PLOTIO GLOBAL
Finance
Gold:
In terms of risk aversion, the recent U.S. government shutdown has to some extent boosted risk aversion; while President Trump's change of attitude towards Russia may lead to another escalation of the ukraine-Russia conflict; at the same time, the resumption of sanctions against Iran by Europe and the United States will provide support for gold prices.
In economic data, the U.S. released its final September S&P Global Manufacturing PMI reading at 49.1, slightly above market expectations of 49. This indicates a slowdown in the U.S. manufacturing sector's contraction, though still below the expansion-contraction threshold. The ADP employment report showed a decrease of 32,000 jobs in September, falling short of the anticipated 50,000 increase. The sluggish job market is expected to provide crucial support for the Federal Reserve's interest rate cuts.
ChenYu, Investment Strategist of Zhisheng Research specially invited by Plotio, believe that the current Fed easing policy cycle will provide support for gold prices.
Technical: On the daily chart, the last session was up and closed positive, with further upside opportunities in the short term. Watch for resistance above $3,900 and support below $3,853.
Gold hourly chart
Crude oil:
U.S. EIA crude inventories rose 1.792 million barrels in the week ended Sept. 26, released Wednesday (Oct. 1), slightly higher than market expectations of a 1.048 million barrel increase and a previous decrease of 607,000 barrels, which was bearish for oil prices.
In the crude oil market, recent geopolitical tensions remain elevated, particularly with escalating sanctions from Europe and the United States against Russia and Iran. The risk of supply disruptions will provide some support for oil prices. However, production increases by oil-producing nations are becoming more pronounced. Meanwhile, the global economy faces significant challenges that hinder demand recovery. As the fourth quarter approaches, the risk of oversupply in the oil market is expected to rise markedly, which will limit the upside potential for oil prices.

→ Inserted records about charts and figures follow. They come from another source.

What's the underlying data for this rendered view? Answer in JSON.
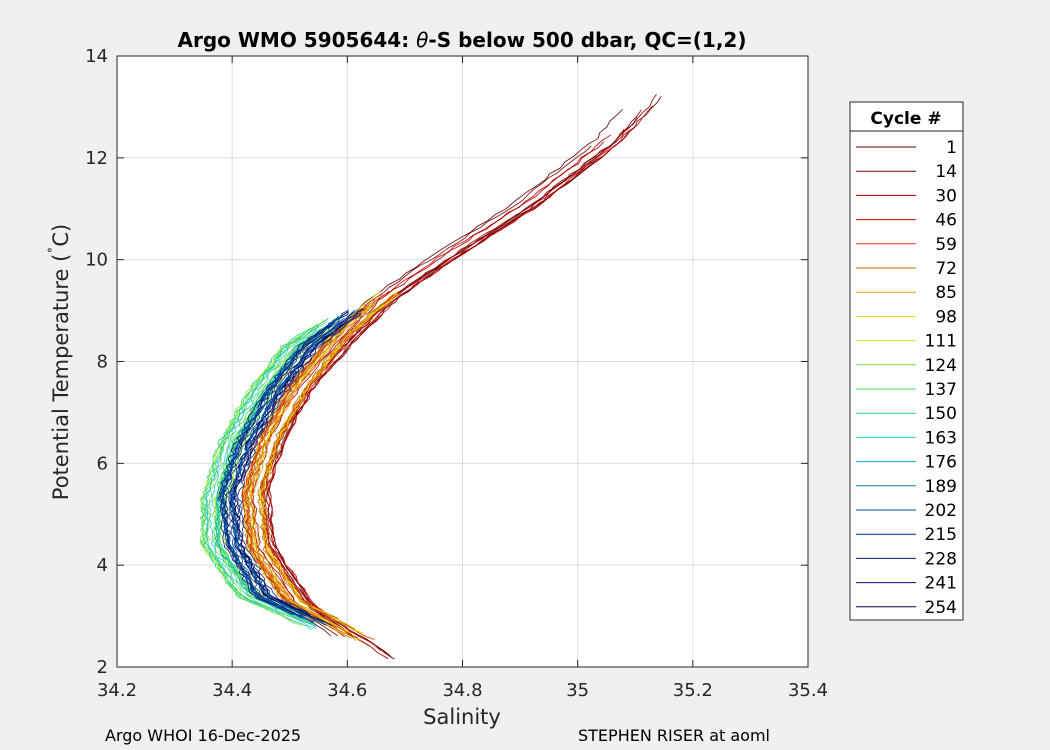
{
  "title_parts": {
    "prefix": "Argo WMO 5905644: ",
    "theta": "θ",
    "suffix": "-S below 500 dbar,  QC=(1,2)"
  },
  "footer": {
    "left": "Argo WHOI 16-Dec-2025",
    "right": "STEPHEN RISER at aoml"
  },
  "legend": {
    "title": "Cycle #",
    "items": [
      {
        "label": "1",
        "color": "#5c0000"
      },
      {
        "label": "14",
        "color": "#7a0000"
      },
      {
        "label": "30",
        "color": "#a30000"
      },
      {
        "label": "46",
        "color": "#c60000"
      },
      {
        "label": "59",
        "color": "#e03010"
      },
      {
        "label": "72",
        "color": "#c86a00"
      },
      {
        "label": "85",
        "color": "#d7a000"
      },
      {
        "label": "98",
        "color": "#eedd00"
      },
      {
        "label": "111",
        "color": "#c8ee20"
      },
      {
        "label": "124",
        "color": "#80e040"
      },
      {
        "label": "137",
        "color": "#40e060"
      },
      {
        "label": "150",
        "color": "#20d890"
      },
      {
        "label": "163",
        "color": "#20d0c0"
      },
      {
        "label": "176",
        "color": "#10a8c8"
      },
      {
        "label": "189",
        "color": "#0080b0"
      },
      {
        "label": "202",
        "color": "#0050a8"
      },
      {
        "label": "215",
        "color": "#002898"
      },
      {
        "label": "228",
        "color": "#001480"
      },
      {
        "label": "241",
        "color": "#000a60"
      },
      {
        "label": "254",
        "color": "#00084a"
      }
    ]
  },
  "chart_data": {
    "type": "line",
    "xlabel": "Salinity",
    "ylabel_parts": {
      "main": "Potential Temperature (",
      "degree": "˚",
      "unit": "C)"
    },
    "xlim": [
      34.2,
      35.4
    ],
    "ylim": [
      2,
      14
    ],
    "xticks": [
      "34.2",
      "34.4",
      "34.6",
      "34.8",
      "35",
      "35.2",
      "35.4"
    ],
    "yticks": [
      "2",
      "4",
      "6",
      "8",
      "10",
      "12",
      "14"
    ],
    "grid": true,
    "legend_position": "outside-right",
    "series_families": [
      {
        "name": "1-46",
        "colors": [
          "#5c0000",
          "#7a0000",
          "#a30000",
          "#c60000"
        ],
        "points": [
          [
            34.66,
            2.15
          ],
          [
            34.52,
            3.2
          ],
          [
            34.45,
            4.4
          ],
          [
            34.44,
            5.5
          ],
          [
            34.47,
            6.5
          ],
          [
            34.52,
            7.5
          ],
          [
            34.59,
            8.4
          ],
          [
            34.66,
            9.2
          ],
          [
            34.76,
            10.0
          ],
          [
            34.9,
            11.0
          ],
          [
            35.05,
            12.3
          ],
          [
            35.13,
            13.3
          ]
        ]
      },
      {
        "name": "59-98",
        "colors": [
          "#e03010",
          "#c86a00",
          "#d7a000",
          "#eedd00"
        ],
        "points": [
          [
            34.64,
            2.5
          ],
          [
            34.51,
            3.3
          ],
          [
            34.45,
            4.3
          ],
          [
            34.44,
            5.4
          ],
          [
            34.47,
            6.5
          ],
          [
            34.52,
            7.5
          ],
          [
            34.59,
            8.5
          ],
          [
            34.68,
            9.4
          ]
        ]
      },
      {
        "name": "111-176",
        "colors": [
          "#c8ee20",
          "#80e040",
          "#40e060",
          "#20d890",
          "#20d0c0",
          "#10a8c8"
        ],
        "points": [
          [
            34.56,
            2.7
          ],
          [
            34.43,
            3.4
          ],
          [
            34.37,
            4.4
          ],
          [
            34.37,
            5.3
          ],
          [
            34.4,
            6.4
          ],
          [
            34.45,
            7.4
          ],
          [
            34.51,
            8.3
          ],
          [
            34.59,
            8.9
          ]
        ]
      },
      {
        "name": "189-254",
        "colors": [
          "#0080b0",
          "#0050a8",
          "#002898",
          "#001480",
          "#000a60",
          "#00084a"
        ],
        "points": [
          [
            34.56,
            2.8
          ],
          [
            34.45,
            3.4
          ],
          [
            34.4,
            4.4
          ],
          [
            34.39,
            5.4
          ],
          [
            34.42,
            6.4
          ],
          [
            34.47,
            7.4
          ],
          [
            34.53,
            8.3
          ],
          [
            34.62,
            9.1
          ]
        ]
      }
    ]
  }
}
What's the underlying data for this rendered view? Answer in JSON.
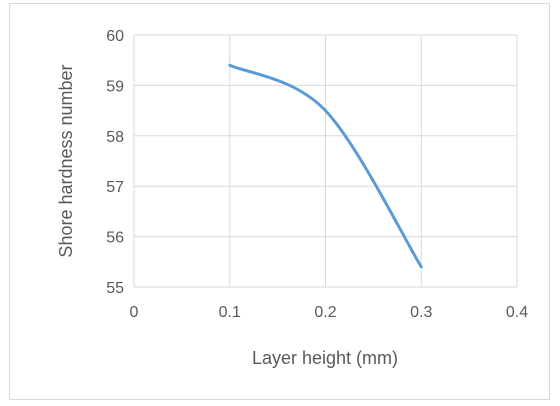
{
  "chart_data": {
    "type": "line",
    "title": "",
    "xlabel": "Layer height (mm)",
    "ylabel": "Shore hardness number",
    "xlim": [
      0,
      0.4
    ],
    "ylim": [
      55,
      60
    ],
    "x_ticks": [
      "0",
      "0.1",
      "0.2",
      "0.3",
      "0.4"
    ],
    "y_ticks": [
      "55",
      "56",
      "57",
      "58",
      "59",
      "60"
    ],
    "grid": true,
    "legend": "none",
    "series": [
      {
        "color": "#5b9bd5",
        "smooth": true,
        "points": [
          {
            "x": 0.1,
            "y": 59.4
          },
          {
            "x": 0.2,
            "y": 58.5
          },
          {
            "x": 0.3,
            "y": 55.4
          }
        ]
      }
    ]
  }
}
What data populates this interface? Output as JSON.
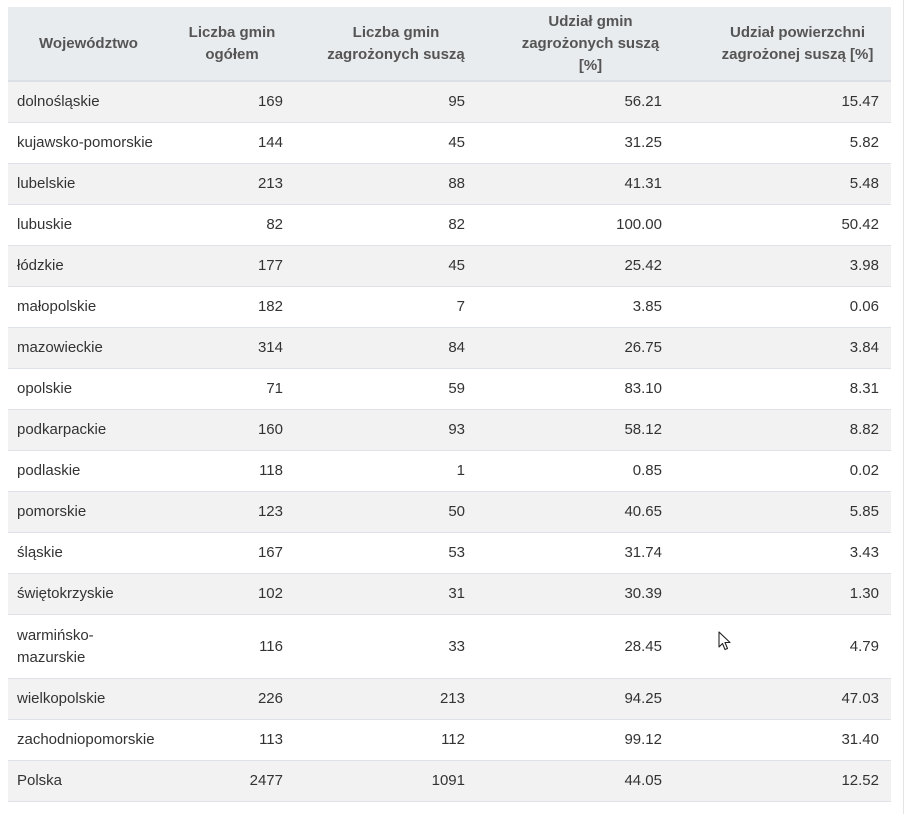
{
  "table": {
    "headers": [
      "Województwo",
      "Liczba gmin ogółem",
      "Liczba gmin zagrożonych suszą",
      "Udział gmin zagrożonych suszą [%]",
      "Udział powierzchni zagrożonej suszą [%]"
    ],
    "rows": [
      {
        "region": "dolnośląskie",
        "total": "169",
        "threatened": "95",
        "share_gminas": "56.21",
        "share_area": "15.47"
      },
      {
        "region": "kujawsko-pomorskie",
        "total": "144",
        "threatened": "45",
        "share_gminas": "31.25",
        "share_area": "5.82"
      },
      {
        "region": "lubelskie",
        "total": "213",
        "threatened": "88",
        "share_gminas": "41.31",
        "share_area": "5.48"
      },
      {
        "region": "lubuskie",
        "total": "82",
        "threatened": "82",
        "share_gminas": "100.00",
        "share_area": "50.42"
      },
      {
        "region": "łódzkie",
        "total": "177",
        "threatened": "45",
        "share_gminas": "25.42",
        "share_area": "3.98"
      },
      {
        "region": "małopolskie",
        "total": "182",
        "threatened": "7",
        "share_gminas": "3.85",
        "share_area": "0.06"
      },
      {
        "region": "mazowieckie",
        "total": "314",
        "threatened": "84",
        "share_gminas": "26.75",
        "share_area": "3.84"
      },
      {
        "region": "opolskie",
        "total": "71",
        "threatened": "59",
        "share_gminas": "83.10",
        "share_area": "8.31"
      },
      {
        "region": "podkarpackie",
        "total": "160",
        "threatened": "93",
        "share_gminas": "58.12",
        "share_area": "8.82"
      },
      {
        "region": "podlaskie",
        "total": "118",
        "threatened": "1",
        "share_gminas": "0.85",
        "share_area": "0.02"
      },
      {
        "region": "pomorskie",
        "total": "123",
        "threatened": "50",
        "share_gminas": "40.65",
        "share_area": "5.85"
      },
      {
        "region": "śląskie",
        "total": "167",
        "threatened": "53",
        "share_gminas": "31.74",
        "share_area": "3.43"
      },
      {
        "region": "świętokrzyskie",
        "total": "102",
        "threatened": "31",
        "share_gminas": "30.39",
        "share_area": "1.30"
      },
      {
        "region": "warmińsko-mazurskie",
        "total": "116",
        "threatened": "33",
        "share_gminas": "28.45",
        "share_area": "4.79"
      },
      {
        "region": "wielkopolskie",
        "total": "226",
        "threatened": "213",
        "share_gminas": "94.25",
        "share_area": "47.03"
      },
      {
        "region": "zachodniopomorskie",
        "total": "113",
        "threatened": "112",
        "share_gminas": "99.12",
        "share_area": "31.40"
      },
      {
        "region": "Polska",
        "total": "2477",
        "threatened": "1091",
        "share_gminas": "44.05",
        "share_area": "12.52"
      }
    ]
  },
  "icons": {
    "cursor": "mouse-pointer-icon"
  },
  "colors": {
    "header_bg": "#e9ecef",
    "stripe_bg": "#f2f2f2",
    "text": "#333333"
  }
}
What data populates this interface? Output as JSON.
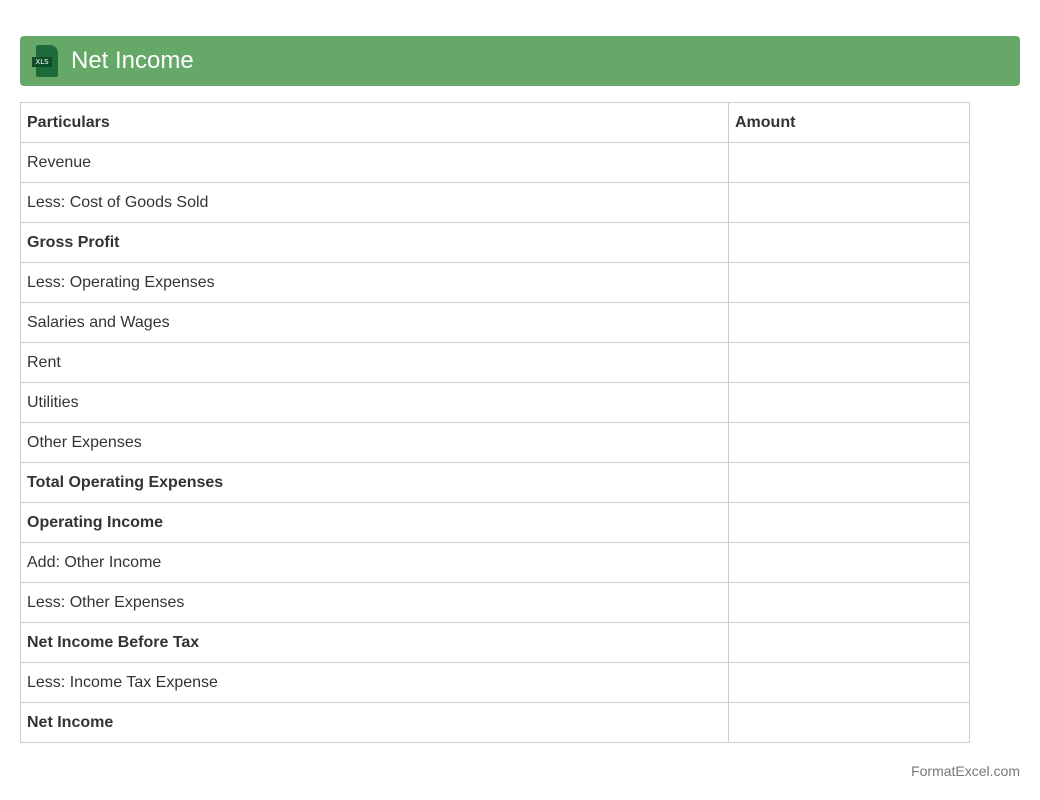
{
  "header": {
    "title": "Net Income",
    "icon": "xls-file-icon",
    "icon_label": "XLS",
    "color": "#65a868"
  },
  "table": {
    "columns": [
      "Particulars",
      "Amount"
    ],
    "rows": [
      {
        "label": "Revenue",
        "amount": "",
        "bold": false
      },
      {
        "label": "Less: Cost of Goods Sold",
        "amount": "",
        "bold": false
      },
      {
        "label": "Gross Profit",
        "amount": "",
        "bold": true
      },
      {
        "label": "Less: Operating Expenses",
        "amount": "",
        "bold": false
      },
      {
        "label": "Salaries and Wages",
        "amount": "",
        "bold": false
      },
      {
        "label": "Rent",
        "amount": "",
        "bold": false
      },
      {
        "label": "Utilities",
        "amount": "",
        "bold": false
      },
      {
        "label": "Other Expenses",
        "amount": "",
        "bold": false
      },
      {
        "label": "Total Operating Expenses",
        "amount": "",
        "bold": true
      },
      {
        "label": "Operating Income",
        "amount": "",
        "bold": true
      },
      {
        "label": "Add: Other Income",
        "amount": "",
        "bold": false
      },
      {
        "label": "Less: Other Expenses",
        "amount": "",
        "bold": false
      },
      {
        "label": "Net Income Before Tax",
        "amount": "",
        "bold": true
      },
      {
        "label": "Less: Income Tax Expense",
        "amount": "",
        "bold": false
      },
      {
        "label": "Net Income",
        "amount": "",
        "bold": true
      }
    ]
  },
  "footer": {
    "text": "FormatExcel.com"
  }
}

Technical Analysis: On the daily chart, the market has shown sustained downward momentum over recent sessions, indicating a bearish trend. Technical indicators reveal the price is breaking below both the 20-day and 62-day moving averages, with bearish forces currently dominating. Key technical levels to monitor include resistance at $63.57 and support at $61 today.
Crude oil hourly chart
Copper Market Analysis:
On the daily chart, the recent upward trend shows overall strength with volatile fluctuations. Technically, breaking through the previous adjustment range could unlock further upside potential. The 20-day and 62-day moving averages have formed a golden cross, indicating bullish momentum. Key support level to watch today is $4.76.
Regarding the Nikkei 225:
On the daily chart, the market has retreated from recent highs over the past few sessions. Investors should remain cautious about downside risks. However, the overall trend has been trending upward along the 62-day moving average. It's advisable not to be overly bearish until a valid breakdown below this level occurs. Today's key support level to watch is the 44,626 area.
[Important Notice: The above content and views are provided by the third-party cooperative platform ZhiSheng for reference only, and do not constitute any investment advice. Investors who operate according to this will bear the risks.]